O princípio básico da revolução burguesa, exemplificada pela Revolução Americana 1776 e a Revolução Francesa de 1789 era de que a Lei era universal e aplicável a todos os cidadãos: todos são iguais perante a lei. Esse discurso era fundamental porque se chocava radicalmente contra a lei personalista, variável e de relações pessoais do Antigo Regime. Em regimes nobiliárquicos, tipo feudal (Antigo Regime) as relações pessoais e de parentesco, quem você conhece e qual sua relação com o nobre poderoso local, são peça fundamental no funcionamento do Estado e da Sociedade. Se você é ‘amigo do Rei’, você está feito.

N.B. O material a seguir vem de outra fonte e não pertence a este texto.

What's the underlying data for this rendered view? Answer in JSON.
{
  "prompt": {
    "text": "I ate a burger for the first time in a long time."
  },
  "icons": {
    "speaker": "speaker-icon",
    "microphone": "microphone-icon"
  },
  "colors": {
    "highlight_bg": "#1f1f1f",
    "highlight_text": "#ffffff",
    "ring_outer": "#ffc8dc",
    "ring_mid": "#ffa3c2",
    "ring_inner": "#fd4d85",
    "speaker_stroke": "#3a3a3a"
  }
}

Não é preciso ser clarividente para ver que no Brasil, até os dias de hoje, as relações pessoais são mais importantes que as relações legais. A frase eternizada pelo Tropa de Elite: “Quem quer rir, tem que fazer rir”. A troca de favores “entre iguais” é fundamental para o “funcionamento da máquina”. Conhecemos outros termos ainda, como o QI, “quem indica”, o jabá da indústria musical, os favorecimentos, nepotismo e etc. É quase certeza científica que se você for parado numa blitz e por um acaso conhecer o tenente responsável, você sairá apenas com um aviso. Isso quando não precisa fazê-lo rir. Aliás, propina era parte da remuneração dos fiscais do rei durante o tempo colonial, estabelecido por lei real. O monarca pagava um salário baixo mas autorizava o fiscal a cobrar do fiscalizado uma bonificação. O fiscalizado por sua vez poderia recorrer ao rei caso fosse abusiva a taxa, mas o costume, a grosso modo, vem do Antigo Regime português, por intermédio da nossa colônia e da família real que para cá veio em 1808, justamente fugindo da cultura liberal-burguesa francesa.

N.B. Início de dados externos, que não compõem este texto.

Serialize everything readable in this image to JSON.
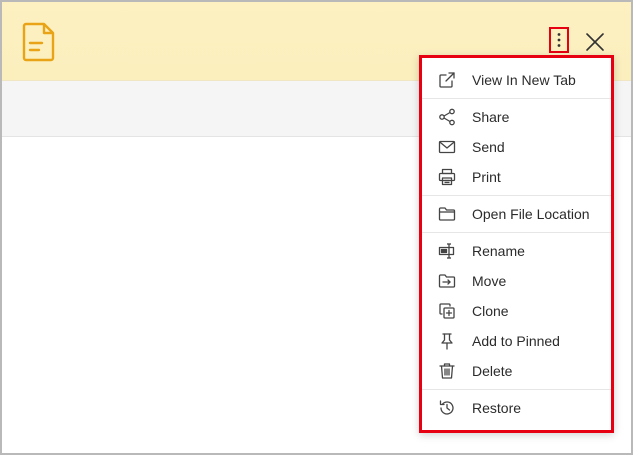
{
  "header": {
    "doc_icon": "document-icon",
    "more_icon": "vertical-ellipsis-icon",
    "close_icon": "close-icon",
    "accent_color": "#e8a317"
  },
  "menu": {
    "highlight_color": "#e60012",
    "items": [
      {
        "label": "View In New Tab",
        "icon": "external-link-icon"
      },
      {
        "label": "Share",
        "icon": "share-icon"
      },
      {
        "label": "Send",
        "icon": "envelope-icon"
      },
      {
        "label": "Print",
        "icon": "printer-icon"
      },
      {
        "label": "Open File Location",
        "icon": "folder-icon"
      },
      {
        "label": "Rename",
        "icon": "rename-icon"
      },
      {
        "label": "Move",
        "icon": "move-folder-icon"
      },
      {
        "label": "Clone",
        "icon": "clone-icon"
      },
      {
        "label": "Add to Pinned",
        "icon": "pin-icon"
      },
      {
        "label": "Delete",
        "icon": "trash-icon"
      },
      {
        "label": "Restore",
        "icon": "history-icon"
      }
    ]
  }
}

O “Império da Lei” foi fundamental para o triunfo da cultura ocidental moderna e destruição da cultura feudal. Selou a tomada de poder pelos empresários, industriais e jogou os nobres senhores de terra, para escanteio. Sem “igualdade de todos perante a lei” seria impossível instituir o capitalismo moderno, enterrando as relações pessoais com a terra, o poder hereditário e o trabalho servil.

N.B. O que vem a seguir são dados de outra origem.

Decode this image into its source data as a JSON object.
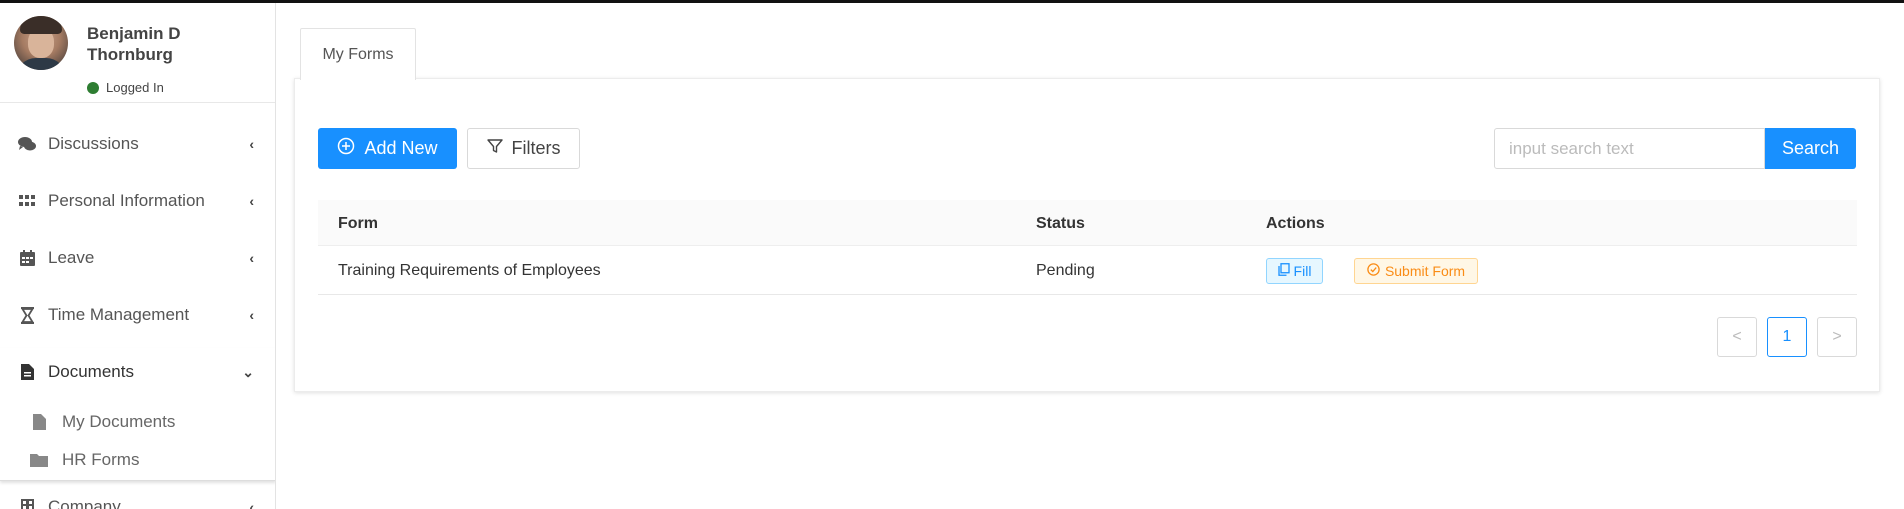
{
  "user": {
    "name": "Benjamin D Thornburg",
    "status": "Logged In",
    "status_color": "#2e7d32"
  },
  "sidebar": {
    "items": [
      {
        "label": "Discussions",
        "icon": "comments-icon",
        "chevron": "‹"
      },
      {
        "label": "Personal Information",
        "icon": "grid-icon",
        "chevron": "‹"
      },
      {
        "label": "Leave",
        "icon": "calendar-icon",
        "chevron": "‹"
      },
      {
        "label": "Time Management",
        "icon": "hourglass-icon",
        "chevron": "‹"
      },
      {
        "label": "Documents",
        "icon": "document-icon",
        "chevron": "⌄"
      },
      {
        "label": "Company",
        "icon": "building-icon",
        "chevron": "‹"
      }
    ],
    "sub_items": [
      {
        "label": "My Documents",
        "icon": "file-icon"
      },
      {
        "label": "HR Forms",
        "icon": "folder-icon"
      }
    ]
  },
  "main": {
    "tab_label": "My Forms",
    "add_new_label": "Add New",
    "filters_label": "Filters",
    "search": {
      "placeholder": "input search text",
      "value": "",
      "button_label": "Search"
    },
    "table": {
      "columns": [
        "Form",
        "Status",
        "Actions"
      ],
      "rows": [
        {
          "form": "Training Requirements of Employees",
          "status": "Pending",
          "actions": [
            "Fill",
            "Submit Form"
          ]
        }
      ]
    },
    "pagination": {
      "prev": "<",
      "current": "1",
      "next": ">"
    }
  },
  "colors": {
    "primary": "#1890ff",
    "tag_blue": "#1890ff",
    "tag_orange": "#fa8c16"
  }
}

No entanto, como socialista, faço a nota de lembrar da Lei da Ponte: “é proibido tanto para ricos como para pobres, dormir em baixo da ponte”, vale também a sua releitura espetacular por Mano Brown, no vídeo abaixo. Ele fala de José Serra, mas na prática está falando do liberal-burguês clássico:
Mesmo com o evidente problema social da “igualdade para todos” quando na realidade uns são ricos e outros pobres, é inegável que o lema é progressista e enterra o regime feudal no passado. Não há poder legitimado por Deus, exceto para a Marina Silva ou George Bush, talvez.
Neste mesmo sentido, nossa elite rejeita também outro preceito pautado no Império da Lei burguês-liberal, uma das bases primordiais do mundo moderno: todos são inocentes até que se prove o contrário. Aqui se acusa em capa de revista mas se desculpa em nota de rodapé. A palavra da grande mídia, arauto já tradicional do pensamento elitista, vale mais do que a palavra do acusado. Da mesma forma que, no Antigo Regime, a palavra de um nobre valia mais do que de um servo. Um nobre sempre está certo, mesmo quando está errado.
Este tema ainda tem uma série de reveses, vou elaborar mais isso em outro artigo.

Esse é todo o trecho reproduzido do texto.